Observe yourself! Keep an eye out for things that make you feel strangely uncomfortable. From the beginning, try to consciously encounter those things instead of avoiding them. It can help to involve friends or family members. They can give you a nudge in the right direction from time to time when you get caught up in your anxiety again. Again, this type of help is not a substitute for psychotherapy. So if your symptoms persist, be sure to contact a doctor or a psychotherapist of your choice directly.

Once you’ve observed yourself and become more aware of your quirks, you’ll have accomplished a lot. Then you’ll know what it feels like when anxiety sets in for you and how to intuitively try to avoid the trigger.
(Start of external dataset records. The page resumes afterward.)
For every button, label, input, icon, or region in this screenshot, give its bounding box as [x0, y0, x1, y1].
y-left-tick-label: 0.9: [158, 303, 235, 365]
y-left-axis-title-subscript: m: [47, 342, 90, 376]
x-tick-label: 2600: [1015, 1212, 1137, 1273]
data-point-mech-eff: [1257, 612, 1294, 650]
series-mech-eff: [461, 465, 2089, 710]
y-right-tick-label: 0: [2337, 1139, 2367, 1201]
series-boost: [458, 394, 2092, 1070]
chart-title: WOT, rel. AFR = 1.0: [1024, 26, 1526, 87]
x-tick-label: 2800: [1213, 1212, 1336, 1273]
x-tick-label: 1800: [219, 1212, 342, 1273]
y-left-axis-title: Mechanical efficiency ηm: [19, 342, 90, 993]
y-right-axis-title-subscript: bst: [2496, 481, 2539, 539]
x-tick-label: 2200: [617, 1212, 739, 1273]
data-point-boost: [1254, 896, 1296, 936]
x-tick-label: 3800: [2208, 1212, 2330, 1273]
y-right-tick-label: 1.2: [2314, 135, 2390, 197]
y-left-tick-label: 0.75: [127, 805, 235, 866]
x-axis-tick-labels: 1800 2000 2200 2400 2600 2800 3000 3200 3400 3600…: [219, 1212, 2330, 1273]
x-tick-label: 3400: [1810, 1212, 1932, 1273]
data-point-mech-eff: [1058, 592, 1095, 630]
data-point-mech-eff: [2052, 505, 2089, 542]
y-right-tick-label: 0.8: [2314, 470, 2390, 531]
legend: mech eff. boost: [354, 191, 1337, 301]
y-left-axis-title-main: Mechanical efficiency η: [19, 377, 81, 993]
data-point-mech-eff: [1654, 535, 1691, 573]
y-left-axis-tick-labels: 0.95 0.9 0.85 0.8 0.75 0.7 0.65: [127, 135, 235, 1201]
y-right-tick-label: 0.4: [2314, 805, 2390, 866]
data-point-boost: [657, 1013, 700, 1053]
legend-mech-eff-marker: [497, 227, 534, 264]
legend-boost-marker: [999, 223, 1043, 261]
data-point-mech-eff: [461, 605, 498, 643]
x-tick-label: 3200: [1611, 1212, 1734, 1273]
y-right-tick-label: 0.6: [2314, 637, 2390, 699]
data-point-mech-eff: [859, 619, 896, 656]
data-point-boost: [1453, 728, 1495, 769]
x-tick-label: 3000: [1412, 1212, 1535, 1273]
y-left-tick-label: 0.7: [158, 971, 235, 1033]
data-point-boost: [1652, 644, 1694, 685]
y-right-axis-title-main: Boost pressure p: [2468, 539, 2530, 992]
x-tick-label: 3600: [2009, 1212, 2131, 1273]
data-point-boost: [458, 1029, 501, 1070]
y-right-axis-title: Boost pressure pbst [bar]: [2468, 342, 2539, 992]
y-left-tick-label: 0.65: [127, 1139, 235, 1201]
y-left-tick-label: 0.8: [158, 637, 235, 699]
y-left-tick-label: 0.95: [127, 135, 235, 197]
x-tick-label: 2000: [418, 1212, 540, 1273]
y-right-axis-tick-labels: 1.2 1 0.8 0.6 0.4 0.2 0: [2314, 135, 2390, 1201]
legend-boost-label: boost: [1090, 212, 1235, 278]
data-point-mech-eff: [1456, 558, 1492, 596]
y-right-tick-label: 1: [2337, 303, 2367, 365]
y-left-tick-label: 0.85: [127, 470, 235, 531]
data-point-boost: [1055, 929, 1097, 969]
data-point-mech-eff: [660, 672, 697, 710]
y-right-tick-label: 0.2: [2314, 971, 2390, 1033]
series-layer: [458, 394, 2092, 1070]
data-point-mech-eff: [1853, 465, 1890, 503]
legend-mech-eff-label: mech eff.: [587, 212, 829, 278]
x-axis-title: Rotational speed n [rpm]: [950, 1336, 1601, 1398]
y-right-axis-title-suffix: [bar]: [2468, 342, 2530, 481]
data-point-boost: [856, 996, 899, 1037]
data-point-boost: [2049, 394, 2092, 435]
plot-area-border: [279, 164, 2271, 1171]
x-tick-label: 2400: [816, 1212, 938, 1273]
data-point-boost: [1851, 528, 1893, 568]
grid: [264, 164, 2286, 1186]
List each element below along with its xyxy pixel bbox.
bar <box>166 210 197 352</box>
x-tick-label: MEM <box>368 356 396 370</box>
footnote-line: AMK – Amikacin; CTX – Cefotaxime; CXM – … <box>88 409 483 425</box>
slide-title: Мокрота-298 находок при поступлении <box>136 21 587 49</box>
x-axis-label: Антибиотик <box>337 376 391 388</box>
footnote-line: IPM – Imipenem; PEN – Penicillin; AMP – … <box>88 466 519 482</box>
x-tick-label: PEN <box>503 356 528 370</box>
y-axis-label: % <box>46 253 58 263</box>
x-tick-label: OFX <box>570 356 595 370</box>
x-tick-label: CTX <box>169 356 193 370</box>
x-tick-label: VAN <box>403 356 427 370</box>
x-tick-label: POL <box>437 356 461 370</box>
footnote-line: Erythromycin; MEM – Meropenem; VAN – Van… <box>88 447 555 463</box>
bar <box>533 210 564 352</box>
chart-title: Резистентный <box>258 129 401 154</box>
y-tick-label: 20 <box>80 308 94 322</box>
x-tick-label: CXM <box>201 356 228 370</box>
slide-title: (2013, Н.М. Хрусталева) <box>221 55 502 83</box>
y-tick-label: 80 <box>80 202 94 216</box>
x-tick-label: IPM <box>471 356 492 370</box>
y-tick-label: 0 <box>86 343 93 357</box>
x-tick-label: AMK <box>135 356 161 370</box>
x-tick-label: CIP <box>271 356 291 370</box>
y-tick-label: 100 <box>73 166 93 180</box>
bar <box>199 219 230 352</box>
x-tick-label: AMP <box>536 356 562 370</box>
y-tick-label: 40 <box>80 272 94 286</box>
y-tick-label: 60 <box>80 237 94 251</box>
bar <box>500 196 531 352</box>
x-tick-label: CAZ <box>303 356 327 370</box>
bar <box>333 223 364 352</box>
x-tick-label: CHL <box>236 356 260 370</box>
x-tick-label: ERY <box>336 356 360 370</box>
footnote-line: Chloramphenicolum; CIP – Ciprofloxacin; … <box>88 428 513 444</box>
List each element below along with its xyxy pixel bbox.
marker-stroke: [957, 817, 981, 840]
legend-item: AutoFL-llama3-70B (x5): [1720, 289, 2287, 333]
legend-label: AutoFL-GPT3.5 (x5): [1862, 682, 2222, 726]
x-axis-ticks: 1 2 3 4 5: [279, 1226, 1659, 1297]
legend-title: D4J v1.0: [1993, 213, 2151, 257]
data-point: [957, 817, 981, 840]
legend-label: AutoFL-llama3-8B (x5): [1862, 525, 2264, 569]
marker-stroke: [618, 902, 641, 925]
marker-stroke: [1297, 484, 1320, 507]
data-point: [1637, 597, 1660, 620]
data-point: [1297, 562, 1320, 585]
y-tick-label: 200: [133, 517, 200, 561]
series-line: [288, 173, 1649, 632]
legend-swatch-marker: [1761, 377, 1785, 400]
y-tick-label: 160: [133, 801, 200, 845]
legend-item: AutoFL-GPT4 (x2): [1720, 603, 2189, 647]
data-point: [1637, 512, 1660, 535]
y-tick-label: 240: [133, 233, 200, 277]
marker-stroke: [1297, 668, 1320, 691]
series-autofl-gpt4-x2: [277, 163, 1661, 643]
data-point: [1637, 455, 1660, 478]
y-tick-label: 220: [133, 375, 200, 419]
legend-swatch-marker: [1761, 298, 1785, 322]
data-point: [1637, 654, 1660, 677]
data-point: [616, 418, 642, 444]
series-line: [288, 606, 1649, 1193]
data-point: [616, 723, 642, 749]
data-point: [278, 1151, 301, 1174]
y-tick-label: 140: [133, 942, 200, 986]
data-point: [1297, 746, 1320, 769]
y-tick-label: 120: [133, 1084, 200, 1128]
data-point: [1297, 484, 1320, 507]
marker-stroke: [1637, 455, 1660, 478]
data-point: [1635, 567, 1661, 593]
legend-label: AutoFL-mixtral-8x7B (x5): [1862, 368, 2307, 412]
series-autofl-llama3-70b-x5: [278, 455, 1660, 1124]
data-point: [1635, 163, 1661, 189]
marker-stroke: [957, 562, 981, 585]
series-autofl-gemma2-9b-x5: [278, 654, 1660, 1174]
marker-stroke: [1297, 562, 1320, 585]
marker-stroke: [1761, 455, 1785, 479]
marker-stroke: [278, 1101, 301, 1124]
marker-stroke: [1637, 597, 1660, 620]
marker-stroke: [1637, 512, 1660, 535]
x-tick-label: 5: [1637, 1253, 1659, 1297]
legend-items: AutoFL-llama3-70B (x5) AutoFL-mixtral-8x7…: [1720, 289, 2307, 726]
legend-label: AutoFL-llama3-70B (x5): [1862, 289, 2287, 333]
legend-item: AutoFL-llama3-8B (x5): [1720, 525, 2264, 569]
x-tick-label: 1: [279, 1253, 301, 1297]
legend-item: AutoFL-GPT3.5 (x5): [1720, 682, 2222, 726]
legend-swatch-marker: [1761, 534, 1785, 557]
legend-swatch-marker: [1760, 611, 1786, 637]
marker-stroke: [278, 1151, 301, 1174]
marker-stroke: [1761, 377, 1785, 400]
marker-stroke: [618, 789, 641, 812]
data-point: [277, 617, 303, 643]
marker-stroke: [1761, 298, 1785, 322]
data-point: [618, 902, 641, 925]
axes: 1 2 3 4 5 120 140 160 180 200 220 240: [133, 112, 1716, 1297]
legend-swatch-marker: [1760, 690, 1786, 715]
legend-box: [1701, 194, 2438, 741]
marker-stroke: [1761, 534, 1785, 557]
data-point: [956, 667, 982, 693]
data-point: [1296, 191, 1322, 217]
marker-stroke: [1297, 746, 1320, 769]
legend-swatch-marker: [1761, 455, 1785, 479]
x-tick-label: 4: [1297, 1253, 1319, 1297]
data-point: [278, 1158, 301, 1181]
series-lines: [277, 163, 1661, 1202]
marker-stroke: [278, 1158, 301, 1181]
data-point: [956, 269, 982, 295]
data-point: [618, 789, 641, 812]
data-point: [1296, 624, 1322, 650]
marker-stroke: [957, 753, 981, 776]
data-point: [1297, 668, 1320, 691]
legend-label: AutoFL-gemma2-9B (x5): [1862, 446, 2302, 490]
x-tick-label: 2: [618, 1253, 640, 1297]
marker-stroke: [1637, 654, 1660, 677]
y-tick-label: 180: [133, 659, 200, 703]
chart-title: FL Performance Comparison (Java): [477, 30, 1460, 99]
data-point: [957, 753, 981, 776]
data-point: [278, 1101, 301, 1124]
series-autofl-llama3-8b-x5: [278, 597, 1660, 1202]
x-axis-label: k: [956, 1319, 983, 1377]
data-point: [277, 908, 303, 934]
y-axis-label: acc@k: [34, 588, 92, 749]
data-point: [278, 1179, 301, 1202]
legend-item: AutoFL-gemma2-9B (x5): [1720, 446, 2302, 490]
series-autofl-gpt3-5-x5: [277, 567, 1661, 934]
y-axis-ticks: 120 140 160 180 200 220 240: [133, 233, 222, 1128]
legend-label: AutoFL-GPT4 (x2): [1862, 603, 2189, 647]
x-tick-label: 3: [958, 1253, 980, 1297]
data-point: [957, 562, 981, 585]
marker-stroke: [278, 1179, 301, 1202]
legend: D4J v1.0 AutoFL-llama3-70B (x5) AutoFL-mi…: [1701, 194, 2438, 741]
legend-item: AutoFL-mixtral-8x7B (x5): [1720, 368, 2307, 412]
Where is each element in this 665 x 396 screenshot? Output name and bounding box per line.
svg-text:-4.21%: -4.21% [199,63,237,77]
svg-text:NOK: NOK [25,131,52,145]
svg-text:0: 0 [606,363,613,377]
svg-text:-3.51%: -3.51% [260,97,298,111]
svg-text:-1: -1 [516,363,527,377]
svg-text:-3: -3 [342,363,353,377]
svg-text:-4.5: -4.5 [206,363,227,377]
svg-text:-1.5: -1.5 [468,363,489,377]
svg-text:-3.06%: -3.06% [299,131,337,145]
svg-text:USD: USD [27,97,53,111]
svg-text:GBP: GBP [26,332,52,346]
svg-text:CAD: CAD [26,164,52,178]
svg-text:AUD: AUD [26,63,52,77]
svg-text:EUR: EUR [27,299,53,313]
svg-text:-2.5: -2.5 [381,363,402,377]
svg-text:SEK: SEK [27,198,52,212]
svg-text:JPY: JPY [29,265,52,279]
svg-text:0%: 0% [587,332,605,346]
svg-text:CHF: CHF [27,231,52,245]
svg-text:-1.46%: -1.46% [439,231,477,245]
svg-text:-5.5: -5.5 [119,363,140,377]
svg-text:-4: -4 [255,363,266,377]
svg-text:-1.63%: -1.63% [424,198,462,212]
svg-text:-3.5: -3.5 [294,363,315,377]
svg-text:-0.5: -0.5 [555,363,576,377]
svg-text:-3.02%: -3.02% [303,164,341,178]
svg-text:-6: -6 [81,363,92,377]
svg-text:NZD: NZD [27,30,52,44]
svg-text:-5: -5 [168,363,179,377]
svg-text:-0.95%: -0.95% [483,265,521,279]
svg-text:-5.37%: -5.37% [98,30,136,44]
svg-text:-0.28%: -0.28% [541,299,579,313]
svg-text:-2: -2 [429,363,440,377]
Distribute small reminders around you that will keep pulling you out of your fear-driven behavior. Write helpful messages on post-its and stick them in places you frequently look. Example: you are afraid to talk to new people and sometimes you don’t dare to go out of the house? Write down some reminders that say “Smile and stay loose” or “No tails allowed” etc..

Worksheet For The Text

1) Explain the difficult words from the text.

What does…

  • Life Expectancy
  • Anxiety Disorders
  • Agoraphobia
  • Arachnophobia
  • Social Phobia
  • Generalized Anxiety Disorder
  • Antidepressants

2) Everyone has fears. What are you most afraid of? Write down as much as you want about it or draw a picture. You do not need to show your story, picture, or notes to anyone.

3) Now ask yourself what calms you down best when fear comes over you again. Write something down or draw a picture.